Why are the Reflexivity axiom or the Irreflexivity axiom so important ?

Without those axioms, we would still include all the currently covered cases but would also let a relation like R = { (a,a), (a,b), (b,c),(a,c) } be an order relation.

I'm really a beginner in this whole deal of order, so excuse my possible ignorance.

Thanks in advance.

Answer 1

Antisymmetry and transitivity are the guarantors of order.

Reflexivity and irreflexivity provide the duality of partiality and strictness.

A partial order relation must be reflexive, antisymmetric, and transitive.   They behave analogously to $\leqslant$ , which is conceptually useful.

A strict order relation must be irreflexive, antisymmetric, and transitive.   They behave analogously to $<$ , which is conceptually useful.

You could define an antisymmetric and transitive relationship which is neither reflexive nor irreflexive.   It could be considered an order relation; but it will be neither partial nor strict.

Answer 2

You could define a relation with only anti-symmetry, or only anti-symmetry and transitivity, but having reflexivity(irreflexivity) is just... nice. For any total reflexive ordering $R$, you can define a related irreflexive order $R^*$(the order, sans $xRx \forall x$) or vice versa in which you can say things like if $aRb$ and $\neg(aR^*b)$, then $a=b$.

That being said, what you are talking about is just a more general relation. Language exists to talk about it(anti-symmetric transitive relations), but it isn't the most commonly talked about type of relation so it doesn't get a special name(like order).

Answer 3

The notion you are referring to is called a partial equivalence relation.

If you're asking why strict and partial orders are defined to require antireflexivity and reflexivity, well, the answer is just "that's the definition."

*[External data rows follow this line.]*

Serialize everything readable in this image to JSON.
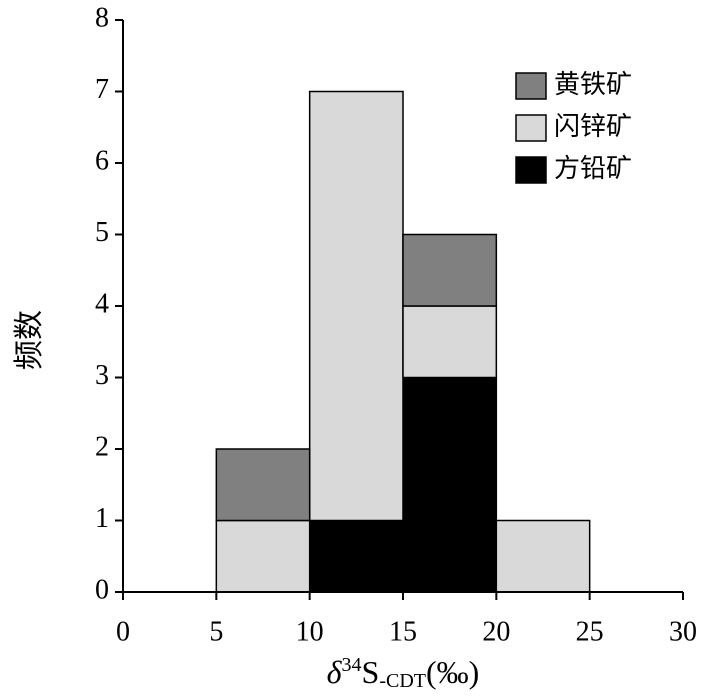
{
  "chart_data": {
    "type": "histogram",
    "xlabel": {
      "prefix": "δ",
      "sup": "34",
      "main": "S",
      "sub": "-CDT",
      "suffix": "(‰)"
    },
    "ylabel": "频数",
    "bins": [
      0,
      5,
      10,
      15,
      20,
      25,
      30
    ],
    "stacked": true,
    "series": [
      {
        "name": "方铅矿",
        "color": "#000000",
        "values": [
          0,
          0,
          1,
          3,
          0,
          0
        ]
      },
      {
        "name": "闪锌矿",
        "color": "#d9d9d9",
        "values": [
          0,
          1,
          6,
          1,
          1,
          0
        ]
      },
      {
        "name": "黄铁矿",
        "color": "#808080",
        "values": [
          0,
          1,
          0,
          1,
          0,
          0
        ]
      }
    ],
    "legend_order": [
      2,
      1,
      0
    ],
    "legend": "upper right",
    "xlim": [
      0,
      30
    ],
    "xticks": [
      0,
      5,
      10,
      15,
      20,
      25,
      30
    ],
    "ylim": [
      0,
      8
    ],
    "yticks": [
      0,
      1,
      2,
      3,
      4,
      5,
      6,
      7,
      8
    ]
  }
}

You may find that the notion of a partial equivalence relation captures your intuitive "essence" of what an "order" in the common sense on a set is, and thus may think that when we talk about an "order", we don't need reflexivity or antireflexivity, and we should be referring to partial equivalence relations when we use that language, but at that point we are just debating about what we should call things.

Partial equivalence relations, strict and partial orders, they are all just words. What matters is that all of these notions are clearly defined. The generalization you are referring to is defined, and you can talk about it.

If we didn't require strict and partial orders to have antireflexivity and reflexivity, then we would just have new names for those relations that did have those properties.